Stage productions aren't just about the script.
In your corpse example, there are several ways to handle it and it depends on the director more than the playwright.
The corpses pile up and then there is a marker to indicate the end of the act which resets things. The corpses turn back into actors and get up and walk away.
The character falls over and dies off stage (or falls onstage and crawls off to die). The injury causing the death would be onstage and obvious. Actors left onstage could react to "seeing" the character die, even if the audience can't see them.
Same as above only the final fall-down-and-die is behind a set piece.
Someone drags them off.
This is something I've actually dealt with. In the classical ballet production of The Nutcracker, one of the acts is The Battle Scene where toy soldiers come to life and both they and mice grow to the size of humans and engage in battle. In most versions, both soldiers and mice get stabbed and die on stage. In the production we're involved with, other mice or soldiers drag off their fallen comrades-in-arms. In small productions (like ours), the dancers playing the dead come back on stage as reinforcements. (And trust me where I say that not having the young children doing this rehearse pulling the dead characters all the way off stage before the dancer resurrects leads to some unintended consequences.)
In general though, the director will make changes. In ballets, a double pas de deux will turn into a pas de trois, if you're short a man (as small companies often are). A scene designed for 5 characters might become one for 4, if they're down an actor. Or 6, if they need to fit someone else in.
Your job as a playwright is not to dictate the absolutes, but to make clear which parts are important to keep as is and have flexibility for the rest. To minimize changes, make sure your asks are possible.
The most important thing to keep track of is where your actors are. Don't have a character enter stage right 5 seconds after exiting stage left. Either allow enough time to get around or change the staging (and here I mean, don't write something that requires an actor to come to a particular location that isn't feasible...the director will figure out blocking early on in rehearsals).
This includes keeping track of costume, hair, and makeup changes. While performers can and will change in the wings if they have to, there are still limits on how fast this can happen. For example, if you use the same actor to be a 30 year old and then her/himself at 70, put a transitionary scene between the time jump. The dancers I work with can change costumes in about a minute and a half (in the wings, with help, assume 4-5 pieces per costume), 2.5 minutes if they also have to change shoes. If they have to do anything more to hair and makeup than pull out a hairpiece and stick in another, not only does the time needed increase dramatically, but you have to account for time to and from the dressing room because they will need more light than you can have in the wings.
Other things to keep track of are set pieces and props.
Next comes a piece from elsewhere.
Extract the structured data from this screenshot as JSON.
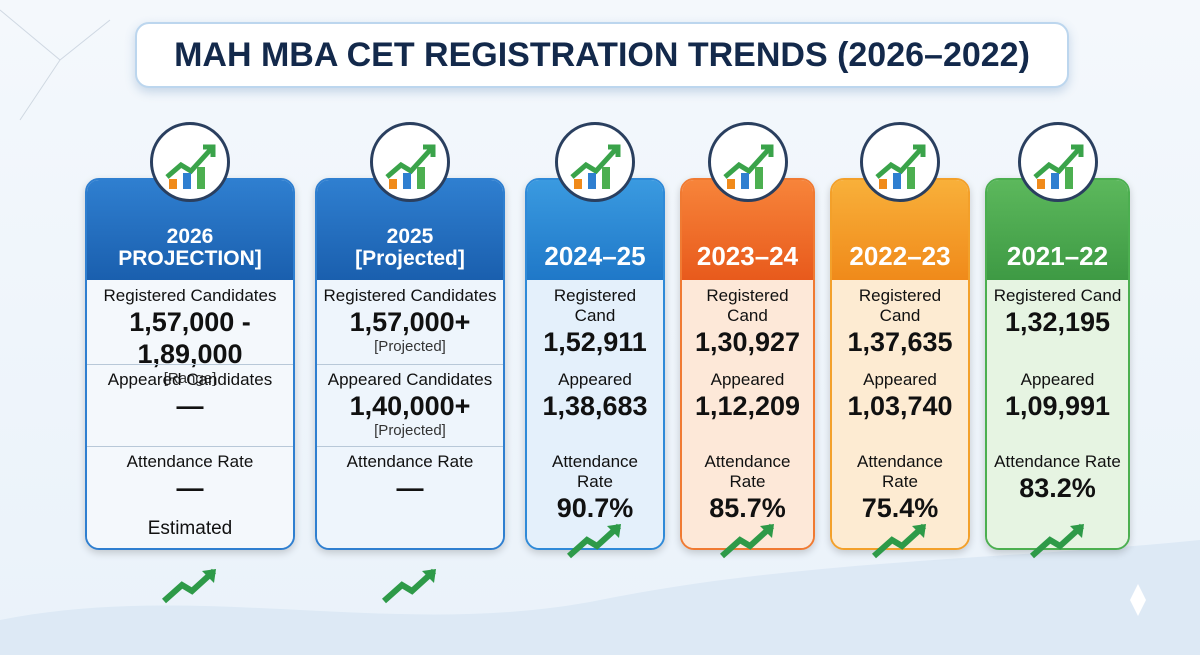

If you want to go from a scene at school with 10 actors sitting at desks to a scene in someone's living room, you're going to need at least 3-4 minutes in-between (and frankly, this is better done with an intermission).
I was in a play in high school where the actors who weren't on at this time had to work behind a closed curtain in the dark to make a change of this magnitude. We had 2-3 minutes while a small scene played out in front of the curtain. During dress rehearsal, I found myself still on the raised set platform as the curtain started to open. I rushed, flew off the platform on to the main stage, and ended up in the ER with a (thankfully only) badly sprained wrist (and did my performances in a brace). While this was the director's fault (we'd asked for glow-in-the-dark tape to mark the stairs and/or low-level lighting and didn't get it), there was no reason for the author to have made this transition so fast. A major company has special equipment and moveable sets, but high schools don't.
With props, remember that a prop off stage stage right isn't going to magically appear for an actor to grab stage left. Not all props are easy to duplicate. If you write that an actor drops a prop on stage, unless it's the very end of the act, write in a way to get that prop out of the way. If a prop needs to be swept up (falling snow in the Nutcracker's snow scene), make really sure it's at the end of an act. This is how accidents happen.
If your play requires certain types of staging, state that up front with the cast list. It's okay if you must have flying harnesses, backdrop changes, rear curtain projectors, etc, but make sure no one commits to the play before they realize this. If you can provide alternatives, do it.
There are many more examples but hopefully these are useful.